United States v. Manning (WA Dept. of Ecology)

May 21: In the U.S. Court of Appeals, Ninth Circuit, Case Nos. 06-35613, 06-35664, 06-35765. The case involves the Hanford Nuclear Reservation (Hanford) in Washington State -- one of the largest sites in the country for the treatment, storage and disposal of radioactive and non-radioactive hazardous waste; currently storing over 53 million gallons of mixed radioactive and nonradioactive hazardous waste. During World War II, the United States government constructed Hanford to manufacture plutonium for military purposes.

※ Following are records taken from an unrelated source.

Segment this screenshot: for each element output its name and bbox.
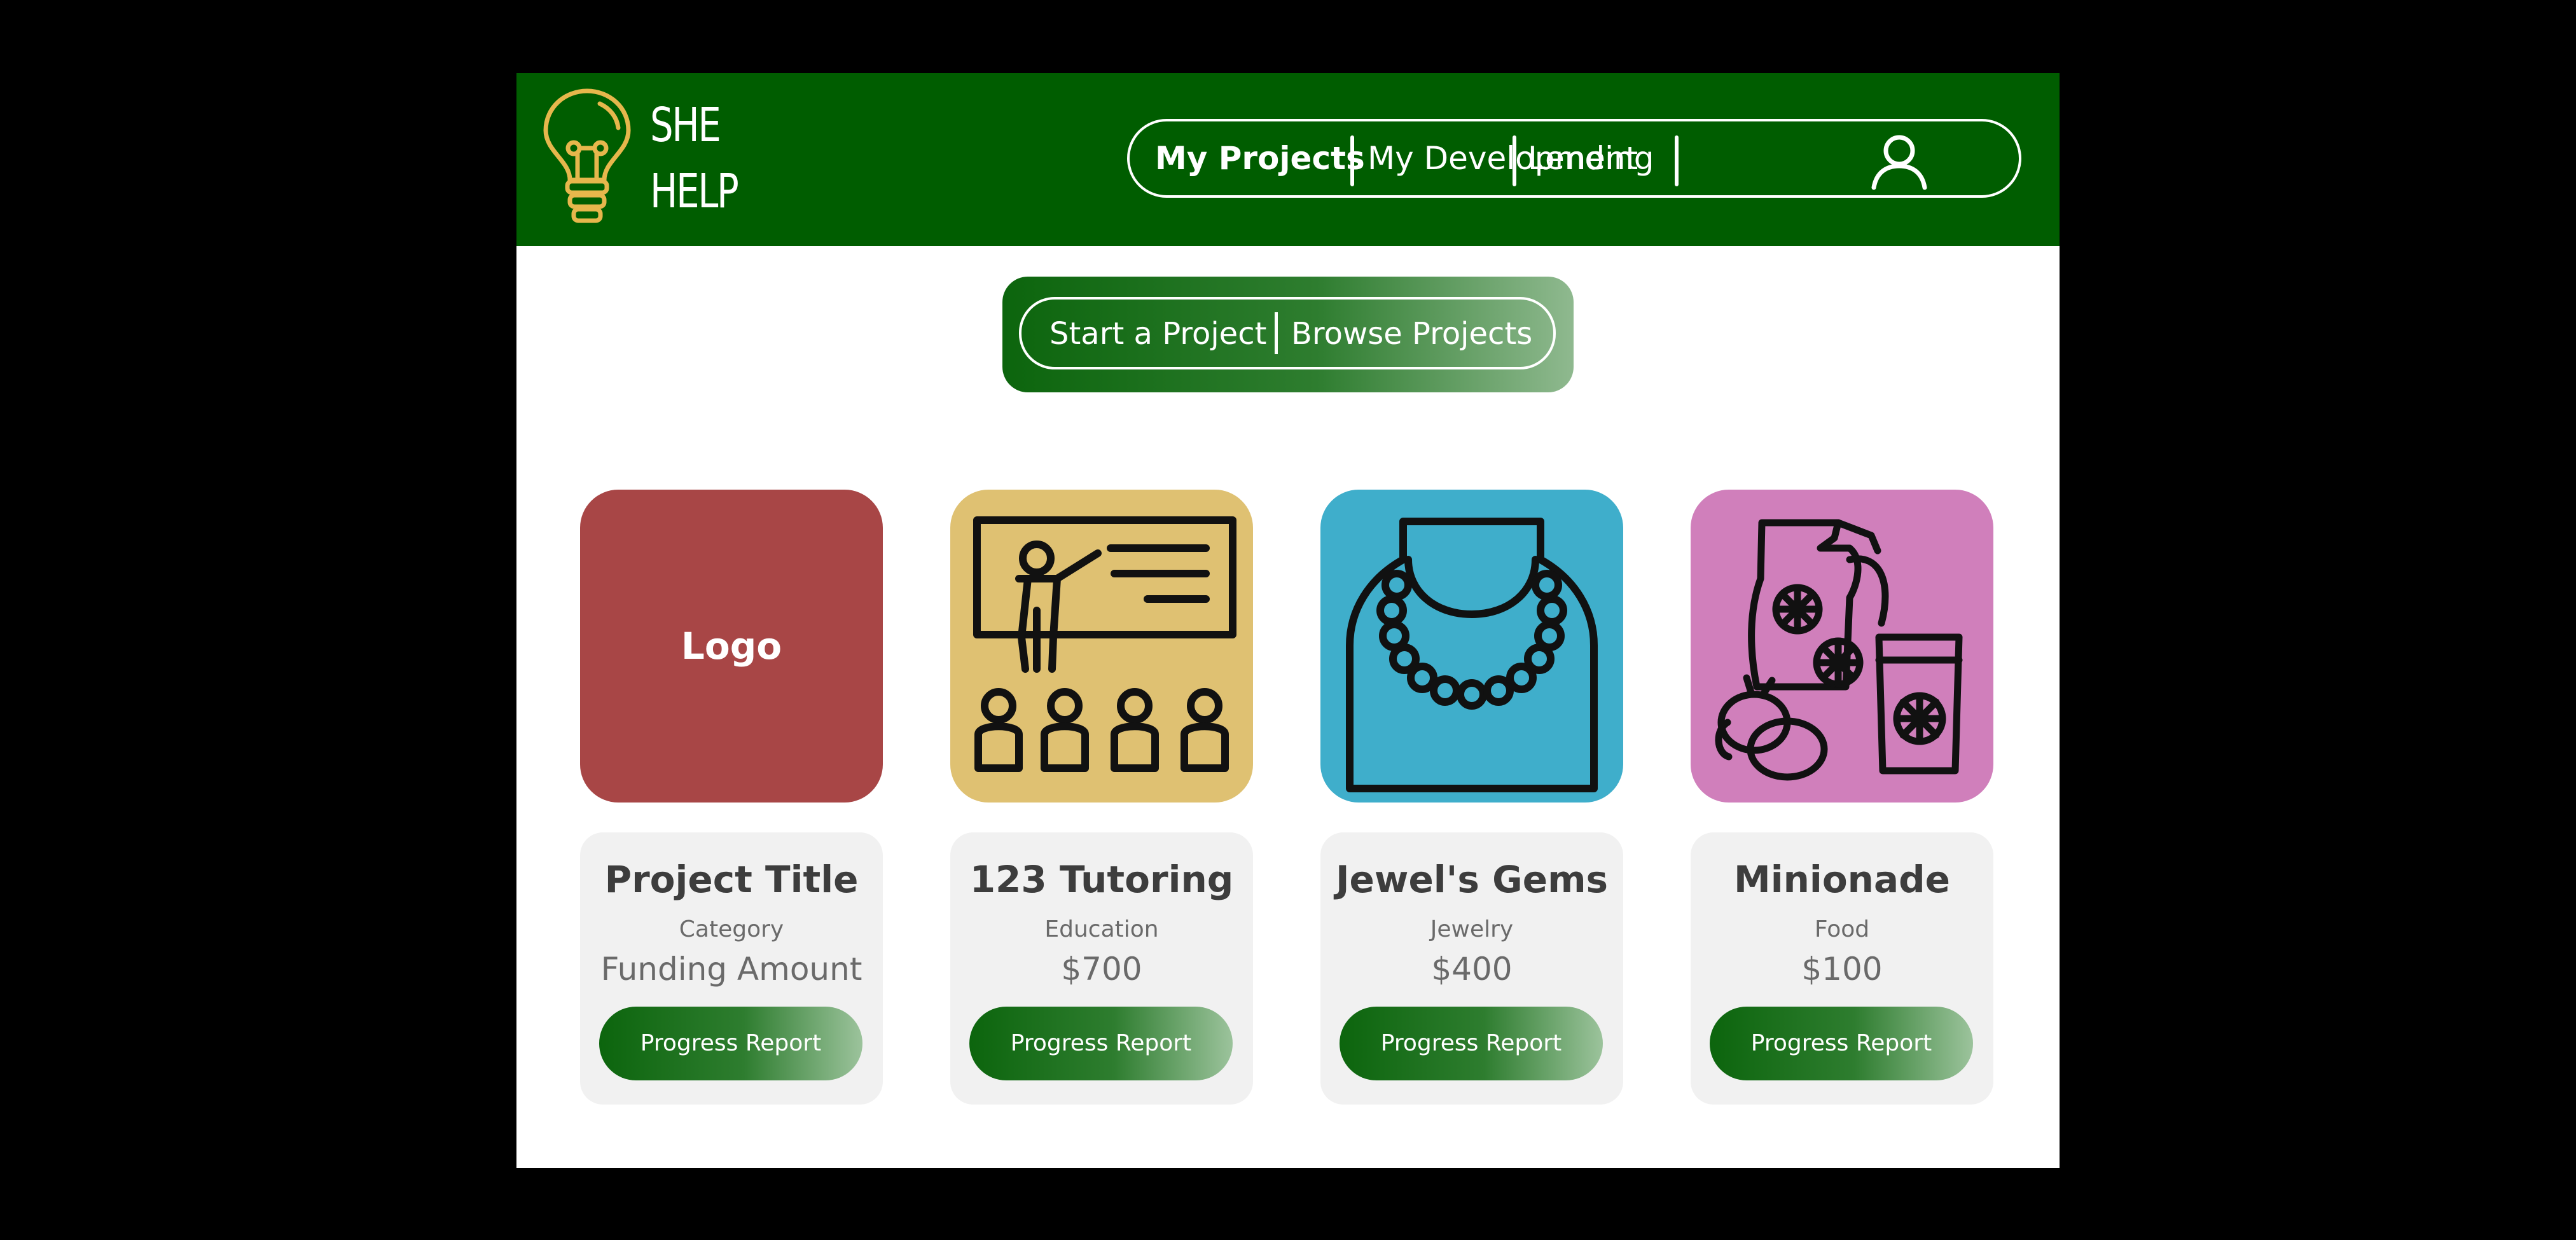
project-funding-amount: $400 [1431, 951, 1513, 988]
project-title: Jewel's Gems [1335, 858, 1609, 901]
brand-line-2: HELP [650, 164, 739, 219]
project-mode-toggle: Start a Project Browse Projects [1002, 277, 1574, 392]
project-category: Category [679, 916, 784, 942]
project-card: Project Title Category Funding Amount Pr… [580, 832, 883, 1105]
user-icon[interactable] [1869, 132, 1930, 190]
progress-report-button[interactable]: Progress Report [599, 1007, 862, 1080]
project-funding-amount: $700 [1061, 951, 1142, 988]
project-category: Education [1044, 916, 1159, 942]
progress-report-button[interactable]: Progress Report [969, 1007, 1233, 1080]
logo-placeholder-text: Logo [681, 624, 782, 668]
nav-divider [1350, 135, 1354, 186]
progress-report-button[interactable]: Progress Report [1340, 1007, 1603, 1080]
project-card: Minionade Food $100 Progress Report [1691, 832, 1993, 1105]
toggle-divider [1275, 312, 1278, 354]
start-project-button[interactable]: Start a Project [1049, 313, 1266, 354]
browse-projects-button[interactable]: Browse Projects [1291, 313, 1532, 354]
project-card: Jewel's Gems Jewelry $400 Progress Repor… [1320, 832, 1623, 1105]
teacher-classroom-icon[interactable] [950, 490, 1253, 803]
brand-name: SHE HELP [650, 92, 739, 224]
lightbulb-icon[interactable] [539, 85, 635, 232]
nav-lending[interactable]: Lending [1528, 138, 1654, 179]
project-image-placeholder[interactable]: Logo [580, 490, 883, 803]
app-frame: SHE HELP My Projects My Development Lend… [516, 73, 2060, 1168]
lemonade-pitcher-icon[interactable] [1691, 490, 1993, 803]
project-funding-amount: $100 [1801, 951, 1883, 988]
progress-report-button[interactable]: Progress Report [1710, 1007, 1973, 1080]
nav-my-projects[interactable]: My Projects [1155, 138, 1365, 179]
project-title: Minionade [1734, 858, 1950, 901]
project-card: 123 Tutoring Education $700 Progress Rep… [950, 832, 1253, 1105]
brand-line-1: SHE [650, 98, 721, 153]
nav-divider [1513, 135, 1516, 186]
nav-divider [1675, 135, 1679, 186]
toggle-pill: Start a Project Browse Projects [1019, 297, 1556, 369]
necklace-icon[interactable] [1320, 490, 1623, 803]
project-funding-amount: Funding Amount [600, 951, 862, 988]
project-title: Project Title [604, 858, 859, 901]
project-category: Food [1814, 916, 1870, 942]
project-title: 123 Tutoring [969, 858, 1234, 901]
project-category: Jewelry [1430, 916, 1514, 942]
main-nav: My Projects My Development Lending [1127, 119, 2021, 198]
header-bar: SHE HELP My Projects My Development Lend… [516, 73, 2060, 246]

Over the decades, the United States Department of Energy (DOE) has disposed of approximately 450 billion gallons of contaminated water and liquid mixed waste on the site. At least one million gallons of high-level mixed radioactive and non-radioactive hazardous waste have leaked into the environment and approximately 170 miles of groundwater beneath Hanford are contaminated. In addition, tens of millions of gallons of waste are stored at Hanford in tanks that were constructed in the 1940s and meant to last only twenty years. As of 2004, there was a backlog of over 22,000 cubic meters of low-level mixed waste and transuranic mixed waste awaiting treatment and disposal.

In 1989, Washington’s Department of Ecology (Ecology), the DOE, and U.S. EPA entered into the Hanford Federal Facility Agreement and Consent Order, also known as the Tri-Party Agreement, to bring Hanford into compliance with federal
and state environmental laws. However, according to Ecology, since signing the agreement, the DOE and its contractors have been cited numerous times for violations of federal and state hazardous and mixed waste laws and requirements. The present appeal arises out of an effort by Washington voters “to prevent the addition of new radioactive and hazardous waste to the Hanford nuclear reservation until the cleanup of existing contamination is complete.”

The Ninth Circuit said, "Although the desire to take action against further environmental contamination and to protect the health and welfare of the community is understandable, we conclude that the statute enacted through the passage of Initiative 297 (I-297), the Cleanup Priority Act (CPA), is preempted by federal law. This result is dictated by a plain reading of the Washington statute, as interpreted by the Washington Supreme Court, as well as longstanding principles of federal preemption."